David is practically begging to make him, and other millionaires like him, pay higher taxes, and feels the best (maybe easiest) way to do so is in the latest legislative version of the “Buffett Rule”–which basically imposes another “alternative minimum tax” to brute-force effective tax rates on the incomes of the rich to be at least 30 percent, without changing (improving) the definition of taxable income. I and Donald agreed that David can afford to face a much larger tax bill, but that it would be better (more economically efficient and better for supply-side incentives) if his burden were raised by paring back the tax subsidies David receives via, for example, itemized deductions and the preferential tax rates on capital gains and dividend income. Doug also agreed that the best way to raise tax burdens on the rich is to reduce tax expenditures rather than raise marginal tax rates, but he did not count the preferential rates on capital income as a tax expenditure (because he advocates consumption as the right basis of taxation), and also probably would not agree with me and Donald on how much revenues/GDP need to rise. And all of us, being economists, agree that in theory and all else constant, higher marginal tax rates can discourage the incentives to increase the supply of productive resources (via working and saving) to the economy.

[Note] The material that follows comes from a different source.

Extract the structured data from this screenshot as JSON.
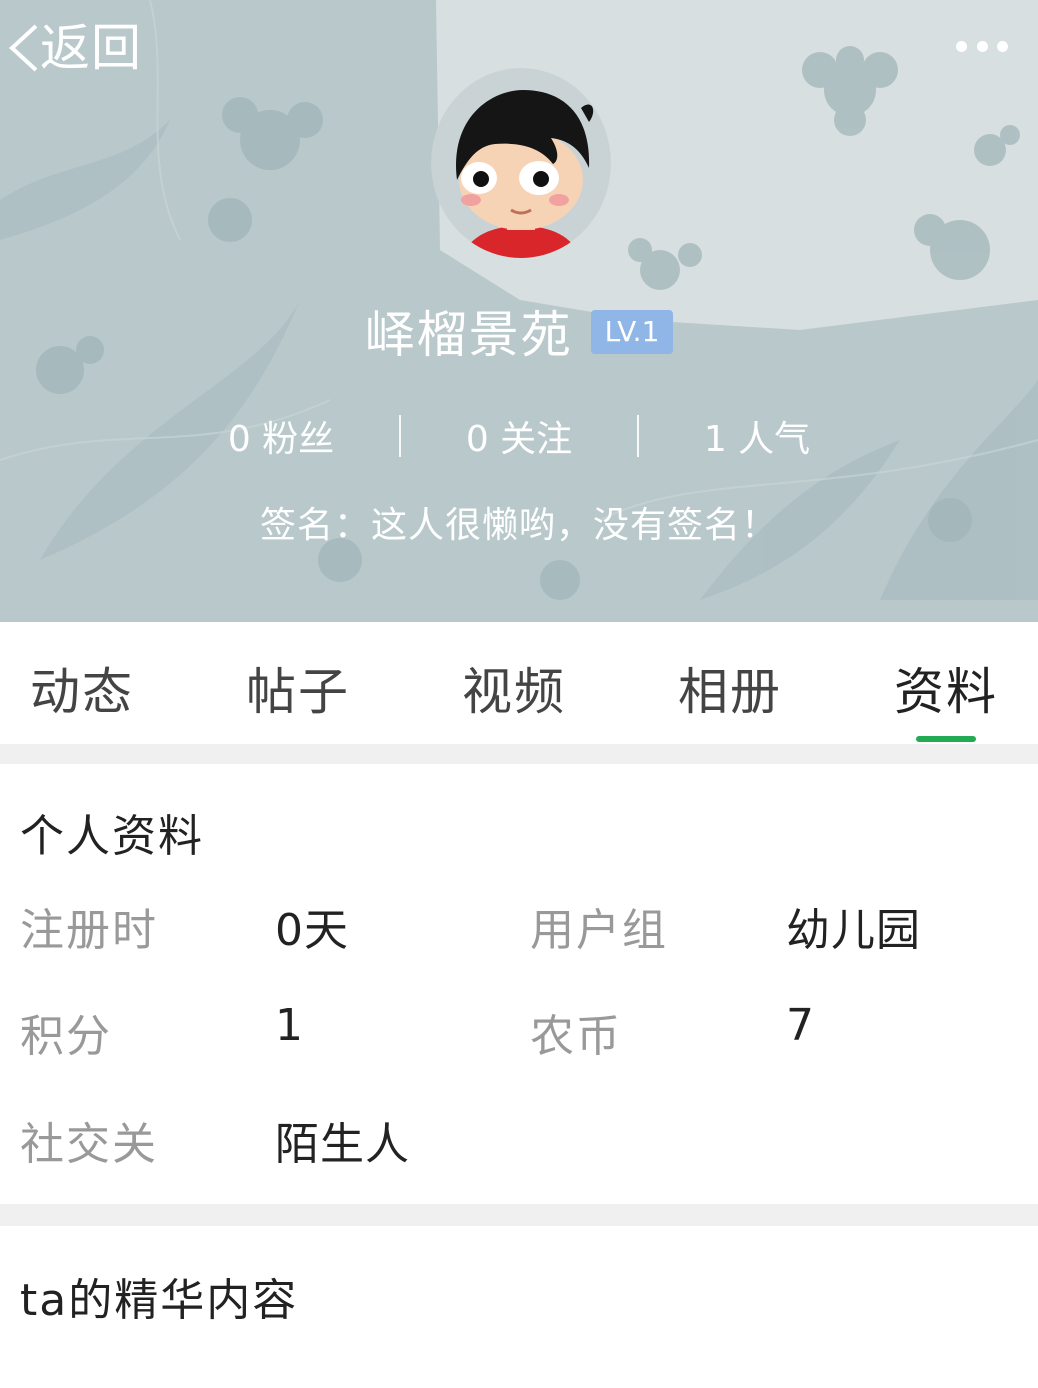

But if there’s one thing that economist and rich guy David made clear in telling of his own personal experience with wealth and taxes, it’s that even for really rich people, the economist-labeled “income effects” of taxes–the effects of having more or less after-tax income–are typically far bigger than the economist-labeled “substitution effects” of taxes–the effects of marginal tax rates on relative prices which cause people to substitute away from taxed or higher-taxed activities and into untaxed or lower-taxed ones. I feel that conservatives (like Doug) who want lower marginal tax rates tend to over-sell the empirical significance of those substitution effects, yes, but liberals (even rich ones like David) tend to forget that as long as some substitution effects exist, it’s better to raise tax burdens by broadening the tax base (in a progressive manner) than by raising the top marginal tax rate.
So, the TPC event made clear that “yes, the rich should pay higher taxes.” But it also highlighted where the challenges to achieving fundamental tax reform will be, in coming to agreement about who exactly is “rich,” and how exactly they will be made to pay more in taxes. We have far more work to do regarding federal tax policy than what is currently being debated–in a very narrow sense–about the “Buffett Rule.”